Что болезнь Дариньки была как бы предуказана знамением во сне – «видением матушки Агнии», это никак в нем не умещалось, и он объяснял это «знамение» естественными причинами: в организме Дариньки случилось что-то еще до сна, и это что-то, при ее слишком нервной организации, неясными ощущениями уже грозящей боли и могло вызвать видение матушки Агнии, «положившей с грустью ручку свою на чрево», в котором что-то уже случилось. Он сказал докторам про сон, чтобы осветить им картину заболевания, дал объяснение «видению», и они согласились с ним. Узнав, как больная проводила время до своего падения с террасы, и принимая в соображение, что никаких видимых следов ушиба об лейку не обнаружено, они приходили к выводу, что падение могло бы обойтись и без последствий, особенно таких молниеносных, если бы не случилось чего-то раньше; а это что-то как раз и было: за два дня перед тем Даринька снимала в саду антоновку, прыгала, как ребенок, карабкалась даже на деревья – что очень важно! – и не раз тянулась – что чрезвычайно важно! – сбивая яблоки довольно тяжелой палкой – что также чрезвычайно важно. Доктор Хандриков, уже немолодой, похожий на Достоевского, – его отец знавал отца Достоевского по Мариинской больнице, – при этом заметил, что полной истины мы не знаем, а если больная верующая, так это может только помочь в болезни, – вера горами двигает. С этим шутливо согласился и молодой акушер Снегирев и ободряюще сказал Дариньке, лежавшей при них с закрытыми глазами: «А вы, милая сновидица, помогайте нам, старайтесь какой-нибудь поприятнее сон увидеть… например, как ваша милейшая старушка поставила вас скоренько на ножки». На эту шутку Даринька не ответила и прикрыла лицо руками – ей было стыдно. После утомительной работы акушер с удовольствием выпил водки и объявил, что при таком идеальном сложении и таком сильном сердце можно вполне надеяться, что все благополучно обойдется.
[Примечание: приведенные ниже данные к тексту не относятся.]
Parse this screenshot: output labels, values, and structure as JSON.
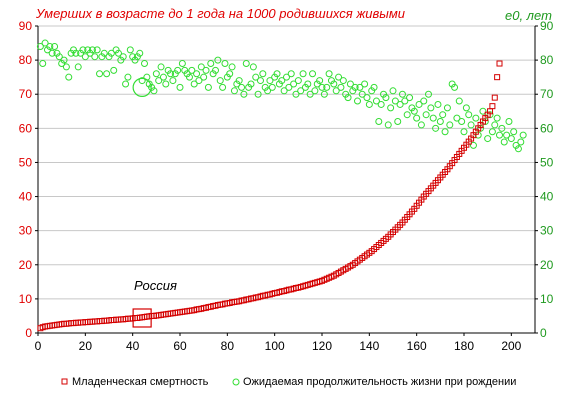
{
  "chart_data": {
    "type": "scatter",
    "title": "Умерших в возрасте до 1 года на 1000 родившихся живыми",
    "y2label": "e0, лет",
    "annotation": "Россия",
    "xlim": [
      0,
      210
    ],
    "ylim": [
      0,
      90
    ],
    "y2lim": [
      0,
      90
    ],
    "xticks": [
      0,
      20,
      40,
      60,
      80,
      100,
      120,
      140,
      160,
      180,
      200
    ],
    "yticks": [
      0,
      10,
      20,
      30,
      40,
      50,
      60,
      70,
      80,
      90
    ],
    "y2ticks": [
      0,
      10,
      20,
      30,
      40,
      50,
      60,
      70,
      80,
      90
    ],
    "grid": true,
    "legend_position": "bottom",
    "colors": {
      "infant": "#d40000",
      "life": "#33dd33",
      "grid": "#c8c8c8",
      "title": "#e00000",
      "right_axis": "#1f9a1f"
    },
    "series": [
      {
        "name": "Младенческая  смертность",
        "axis": "left",
        "marker": "square",
        "values": [
          1.4,
          1.7,
          1.9,
          2.0,
          2.1,
          2.2,
          2.3,
          2.4,
          2.5,
          2.6,
          2.7,
          2.7,
          2.8,
          2.9,
          2.9,
          3.0,
          3.0,
          3.1,
          3.1,
          3.2,
          3.2,
          3.3,
          3.3,
          3.4,
          3.4,
          3.5,
          3.5,
          3.6,
          3.6,
          3.7,
          3.8,
          3.8,
          3.9,
          3.9,
          4.0,
          4.0,
          4.1,
          4.2,
          4.2,
          4.3,
          4.4,
          4.4,
          4.5,
          4.6,
          4.7,
          4.8,
          4.9,
          5.0,
          5.0,
          5.1,
          5.2,
          5.3,
          5.4,
          5.5,
          5.6,
          5.7,
          5.8,
          5.9,
          6.0,
          6.1,
          6.2,
          6.3,
          6.4,
          6.5,
          6.6,
          6.7,
          6.9,
          7.0,
          7.1,
          7.3,
          7.4,
          7.6,
          7.7,
          7.9,
          8.0,
          8.2,
          8.3,
          8.4,
          8.6,
          8.7,
          8.8,
          9.0,
          9.1,
          9.2,
          9.3,
          9.5,
          9.6,
          9.8,
          9.9,
          10.1,
          10.2,
          10.4,
          10.5,
          10.7,
          10.9,
          11.0,
          11.2,
          11.3,
          11.5,
          11.7,
          11.8,
          12.0,
          12.2,
          12.3,
          12.5,
          12.7,
          12.8,
          13.0,
          13.2,
          13.3,
          13.5,
          13.7,
          13.9,
          14.1,
          14.3,
          14.5,
          14.7,
          14.9,
          15.1,
          15.3,
          15.6,
          15.9,
          16.2,
          16.5,
          16.8,
          17.2,
          17.6,
          18.0,
          18.4,
          18.8,
          19.2,
          19.6,
          20.0,
          20.5,
          21.0,
          21.5,
          22.0,
          22.5,
          23.0,
          23.5,
          24.0,
          24.6,
          25.2,
          25.8,
          26.4,
          27.0,
          27.6,
          28.2,
          28.9,
          29.6,
          30.3,
          31.0,
          31.7,
          32.4,
          33.2,
          34.0,
          34.8,
          35.6,
          36.4,
          37.3,
          38.2,
          39.1,
          40.0,
          40.8,
          41.6,
          42.4,
          43.2,
          44.0,
          44.8,
          45.6,
          46.4,
          47.2,
          48.0,
          48.9,
          49.8,
          50.7,
          51.6,
          52.5,
          53.4,
          54.3,
          55.2,
          56.1,
          57.0,
          58.0,
          59.0,
          60.0,
          61.0,
          62.0,
          63.0,
          64.0,
          65.0,
          66.5,
          69.0,
          75.0,
          79.0
        ]
      },
      {
        "name": "Ожидаемая продолжительность жизни при рождении",
        "axis": "right",
        "marker": "circle",
        "values": [
          84,
          79,
          85,
          83,
          84,
          82,
          84,
          82,
          81,
          79,
          80,
          78,
          75,
          82,
          83,
          82,
          78,
          82,
          83,
          81,
          83,
          82,
          83,
          81,
          83,
          76,
          81,
          82,
          76,
          81,
          82,
          77,
          83,
          82,
          80,
          81,
          73,
          75,
          83,
          81,
          80,
          81,
          82,
          74,
          79,
          75,
          73,
          72,
          71,
          76,
          74,
          78,
          75,
          73,
          77,
          76,
          74,
          76,
          77,
          72,
          79,
          77,
          76,
          75,
          77,
          73,
          76,
          74,
          78,
          75,
          77,
          72,
          79,
          76,
          77,
          80,
          74,
          72,
          79,
          75,
          76,
          78,
          71,
          73,
          74,
          72,
          70,
          79,
          72,
          73,
          78,
          75,
          70,
          74,
          76,
          72,
          71,
          74,
          72,
          75,
          76,
          73,
          74,
          71,
          75,
          72,
          76,
          73,
          70,
          74,
          71,
          76,
          72,
          73,
          70,
          76,
          71,
          73,
          74,
          72,
          70,
          72,
          76,
          74,
          73,
          71,
          75,
          72,
          74,
          70,
          69,
          73,
          71,
          72,
          68,
          72,
          70,
          73,
          69,
          67,
          71,
          72,
          68,
          62,
          67,
          70,
          69,
          61,
          66,
          71,
          68,
          62,
          67,
          70,
          68,
          64,
          69,
          66,
          65,
          63,
          67,
          61,
          68,
          64,
          70,
          66,
          63,
          60,
          67,
          62,
          64,
          59,
          66,
          61,
          73,
          72,
          63,
          68,
          62,
          59,
          66,
          64,
          61,
          55,
          63,
          58,
          60,
          65,
          62,
          57,
          64,
          59,
          61,
          63,
          58,
          60,
          56,
          58,
          62,
          57,
          59,
          55,
          54,
          56,
          58
        ]
      }
    ],
    "highlight": {
      "x": 44,
      "infant": 4.4,
      "life": 72
    }
  }
}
– Я старался себя уверить, – рассказывал Виктор Алексеевич, – что этот сон мог повлиять на Дариньку, ослабить ее борьбу с болезнью, и проклинал эту каркалу, матушку Агнию, с ее затрапезной кофтой и грустным взглядом. От этого ее взгляда Даринька и почувствовала себя как бы обреченной. Убеждал себя, а во мне нарастало что-то пугающее и мрачное. И чем разумней, казалось мне, разбивал я родившуюся во мне тревогу, она укоренялась крепче.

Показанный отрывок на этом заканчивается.